Tuesday, October 7, 2008

An Introduction

I judge people on the metro. I mean I really judge them. My favorite are the middle-aged women who insist upon shoving their way up in front of the door so that they are RIGHT in front of the door when the train stops, because heaven forbid they have to be the SECOND person off the train. I also laugh at 50-year-old men who carry insulated lunch bags; and I can’t help but wonder if they actually picked it out themselves at the Costco, or if they shirk out the door each morning hoping that their loving wife won’t notice that they left the ugly looking thing on the counter on purpose. I can’t stand the guy sitting next to me with his iPod turned up so loudly that I can hear every word of the song that he is mouthing to himself while he taps his toe to the beat. Sure—there is an unspoken rule in public transportation that you’re supposed to stare into space in such a way that no one really notices where your blank gaze is focused. I try to read the paper in the morning to avoid the eye contact, but on the days when the train is too crowded to get a seat, I can’t help but scanning my fellow passengers and chuckling to myself as I start the day.

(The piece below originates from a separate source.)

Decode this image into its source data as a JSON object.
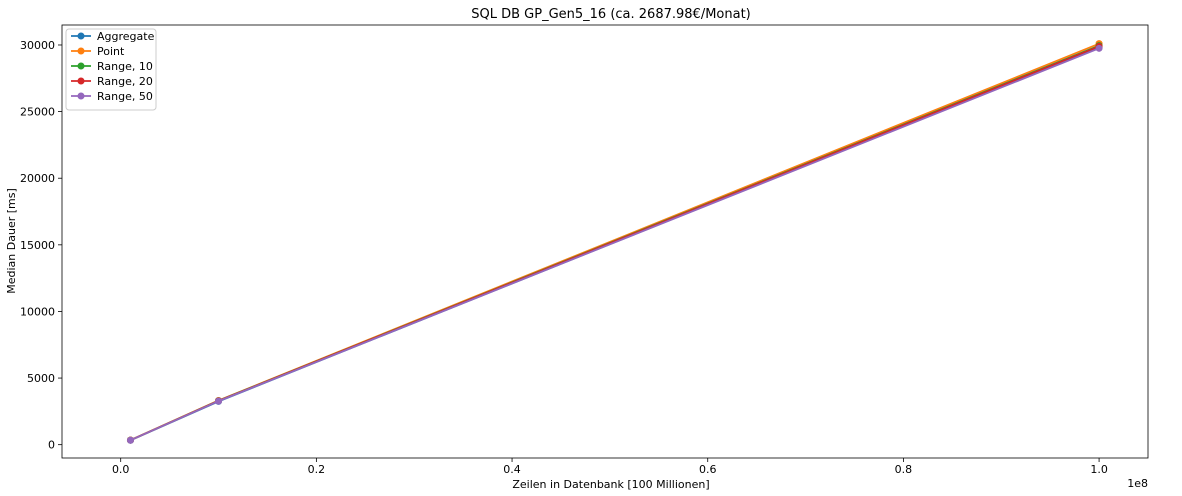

I also eavesdrop. Sometimes you can’t help it—like frat-tastic boys who talk about last night’s conquests as though no one can hear them; the pretentious the law student boasting to her friends that she has the best outline for her evidence course; the tourist staring at the map on the wall and asking everyone who passes by if we’ve reached their stop yet; or the annoying woman trying to answer her phone over and over again despite the fact that signal has cut out every time we’ve gone into the tunnel between the last three stations. But then there are the conversations you cock your head ever so slightly to be sure you hear them right—like the colleagues who brought their water cooler stories about their boss’s affair on to the train with them; the awkward conversation between squabbling couple; the young congressional staffer talking about what their boss did instead of going to the floor to vote; or one friend helping the other fill in the blanks to the prior night’s black-out-drunken evening. The thing about eavesdropping is that you can do it even while you’re reading the paper—the trick is simply to hold in your laughter/disgust/shock until you exit the train.

And I know I should feel bad about it. But I just don’t. Maybe it’s that I miss the sunlight of driving my own car downtown, rather than burrowing underground in the depths of the public transportation system. Maybe it’s that when I get off the train in the morning, I walk like a lemming down the street, surrounded by others in suits. Maybe it’s that I’m bitter that I’m getting in to work early only to have to wait for two hours before my supervisor gets back to me with my next assignment. Maybe it’s that I’m frustrated at how much longer I’m going to have to be in the office than the bureaucrat sitting next to me with his ID tags hanging around his next on his agency lanyard. Or maybe I don’t feel bad about it because I actually enjoy it. And I know I’m not the only one.